The C[] array array will use IP address (field $1) as the index and count as the value so it ends up like this:

C[192.168.0.20]=208
C[203.22.200.1]=15
C[215.215.215.215]=1051

To get the top 5 by count, you could use the GNU awk ordered arrays feature and only print the first 5 records. But in this case as it's only done after each file is processed it is much easier and still fairly efficient to use the external unix sort and head functions like this:

for(ip in C) printf "%7d %s\n", C[ip], ip | "sort -k1,1rn | head -5"
close("sort -k1,1rn | head -5")

Sort using first field -k1,1 with reverse order r numeric n sorting, head -5 for top 5
Note these 2 lines need to be in both the END and FNR==1 blocks, as a replacement for the existing for(... line

1 Like

This is great! Thanks so much for doing that. This will be a great help to me and I am sure it will be a future help to readers also.

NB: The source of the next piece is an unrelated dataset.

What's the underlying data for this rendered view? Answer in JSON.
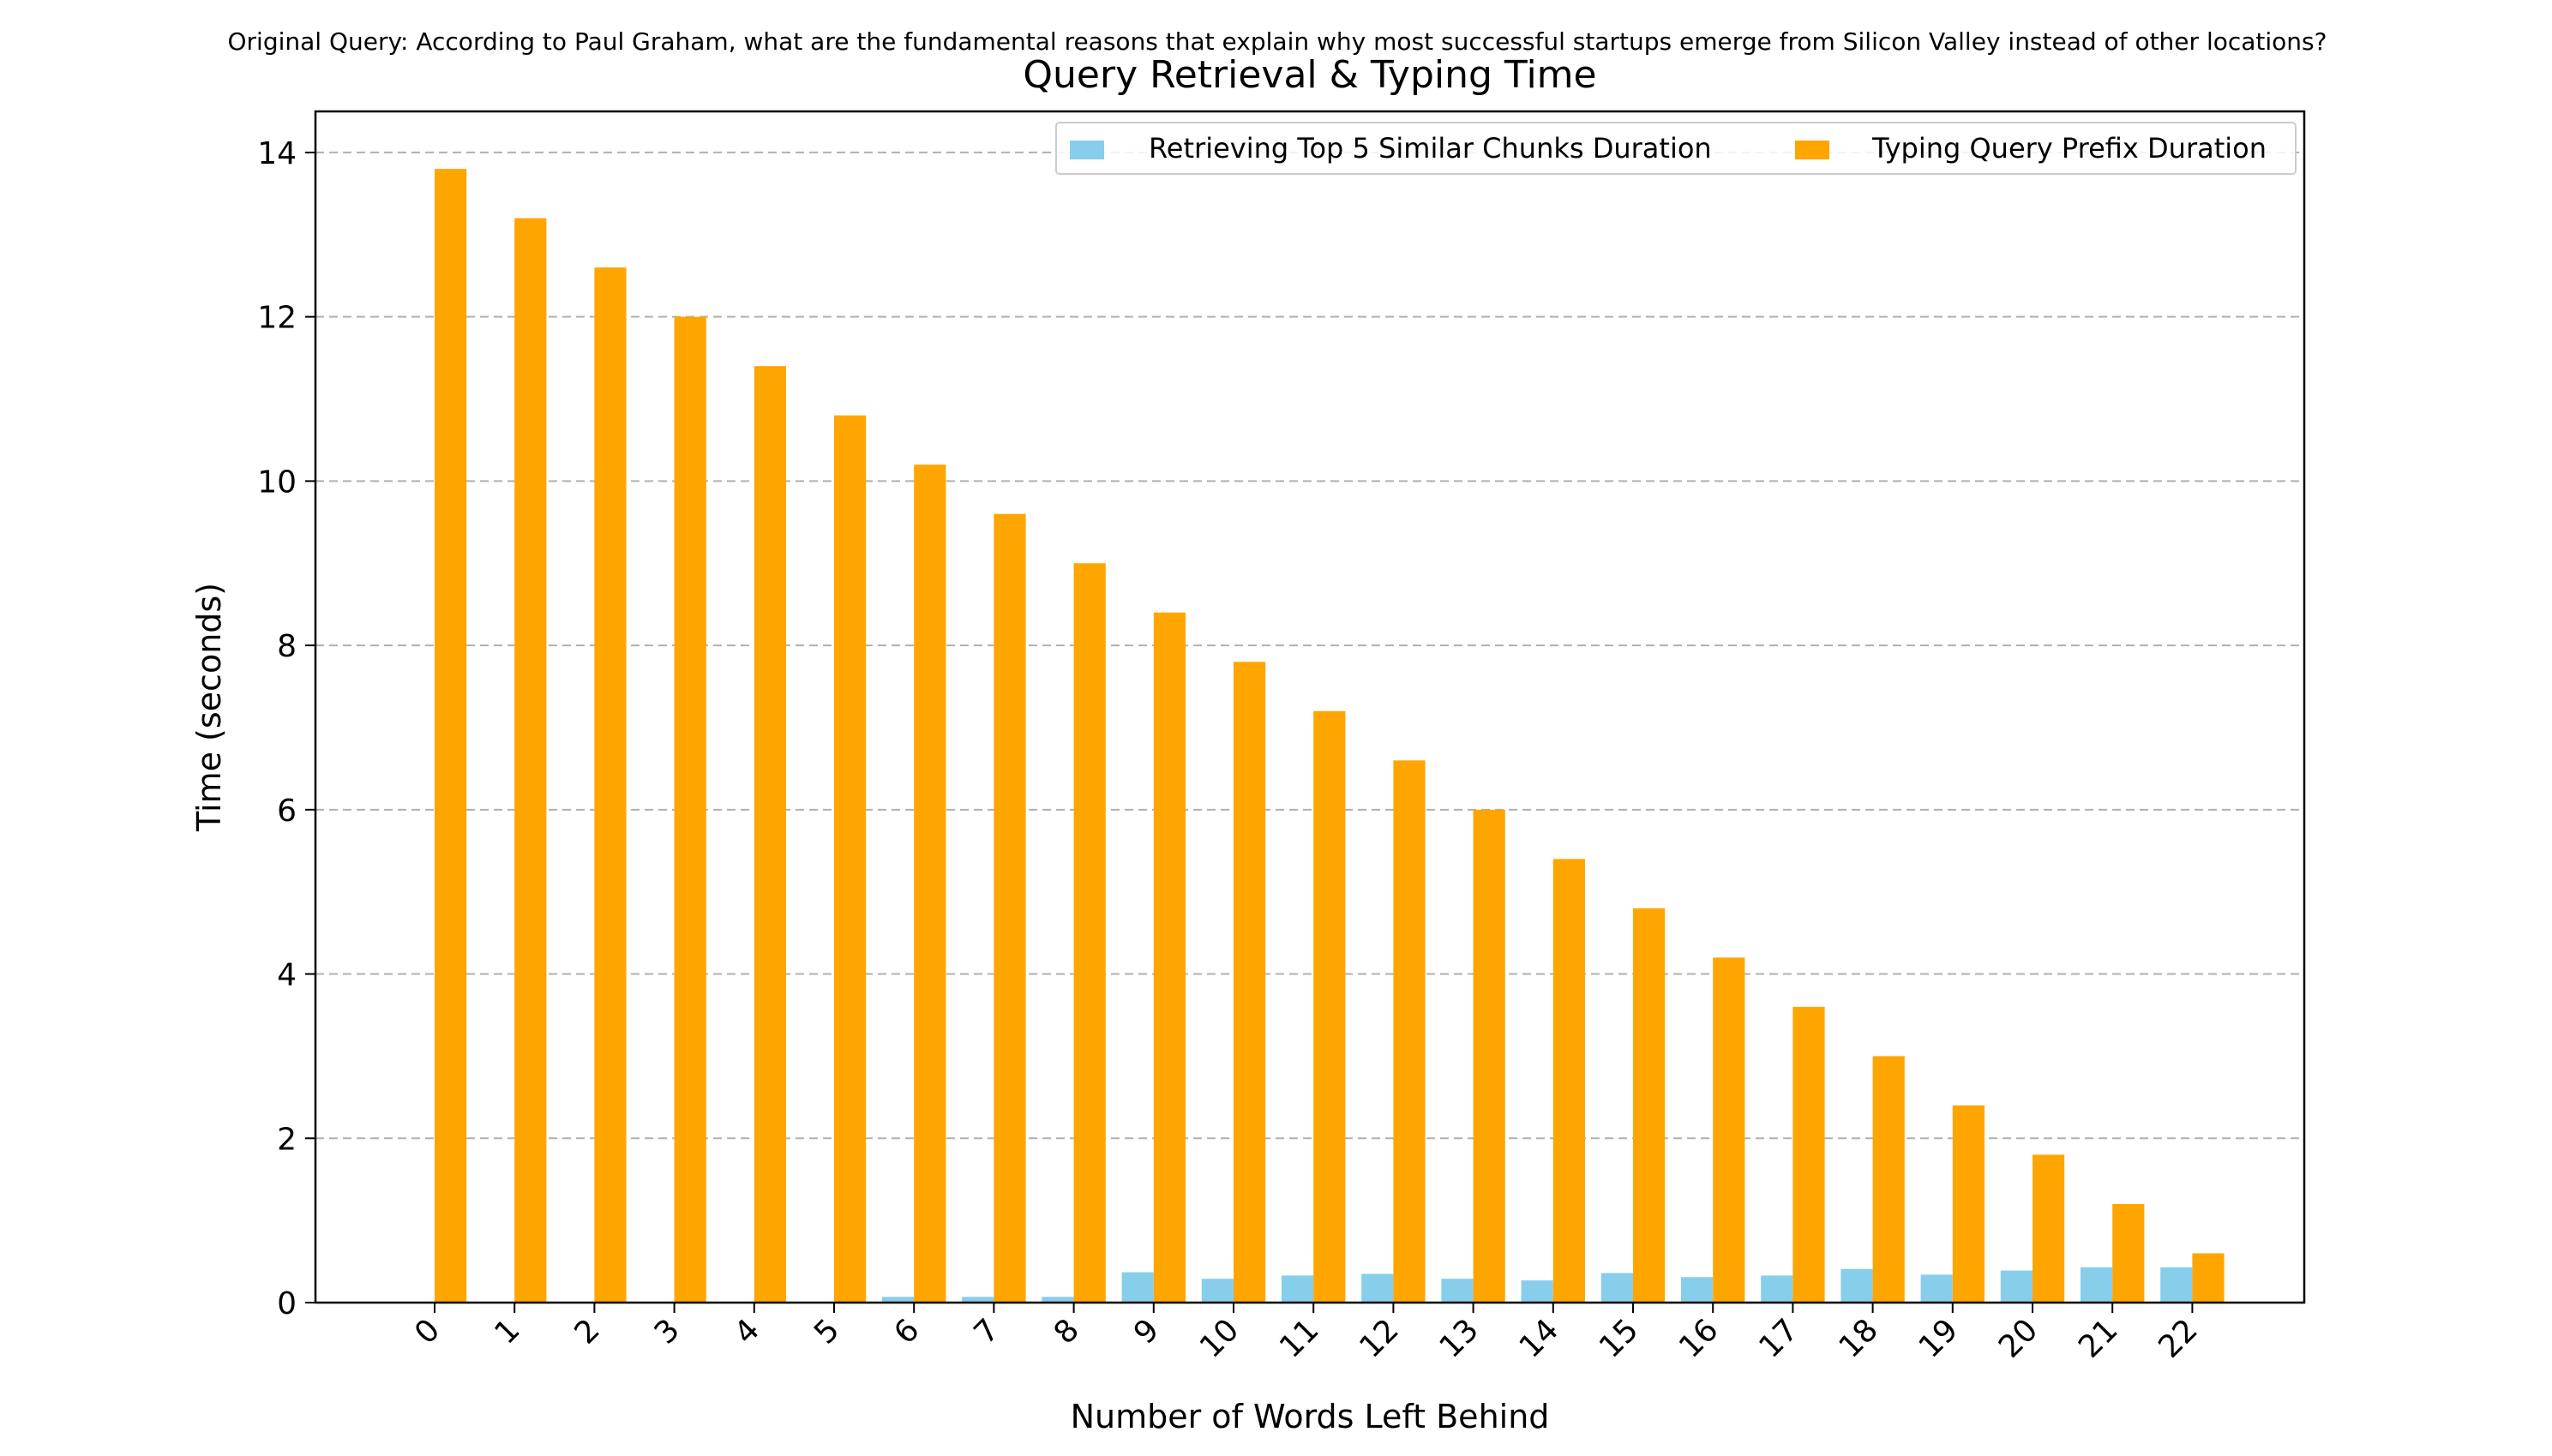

Note that you could also put the sort and tail pipeline in the shell instead of doing it inside awk by changing the last line of the gawk script from:

END {for(ip in C) printf "%7d %s\n", C[ip], ip}' $FILES

to:

END {for(ip in C) printf "%7d %s\n", C[ip], ip}' $FILES | sort -k1,1rn | tail -5

Doing it this way should be slightly faster since gawk won't have to spawn an additional shell to run the pipeline.

XXXXXXXXXXXXXXXXXXXX

Please ignore the above suggestion; I lost track of some of the changes that had been made since I last touched this problem and confused this thread with a problem I was working on for another thread.

I agree doing it outside of gawk should be much faster and easier to implement. However, I am getting less output when I change the code to what you suggested. This would be OK except I used the same range I had before so I know there were several ip's that matched the criteria before. Whereas, it is only showing 1 that matches.

So, I will have to do some checking on the syntax to see what is going on.

Nevertheless, I appreciate you getting me pointed in the right direction.

I apologize. I was working on an awk problem in another thread and forgot how the code in this thread worked. Please ignore my suggestion in post #36 in this thread.

I sure appreciate you letting me know to not continue down that path for my answer.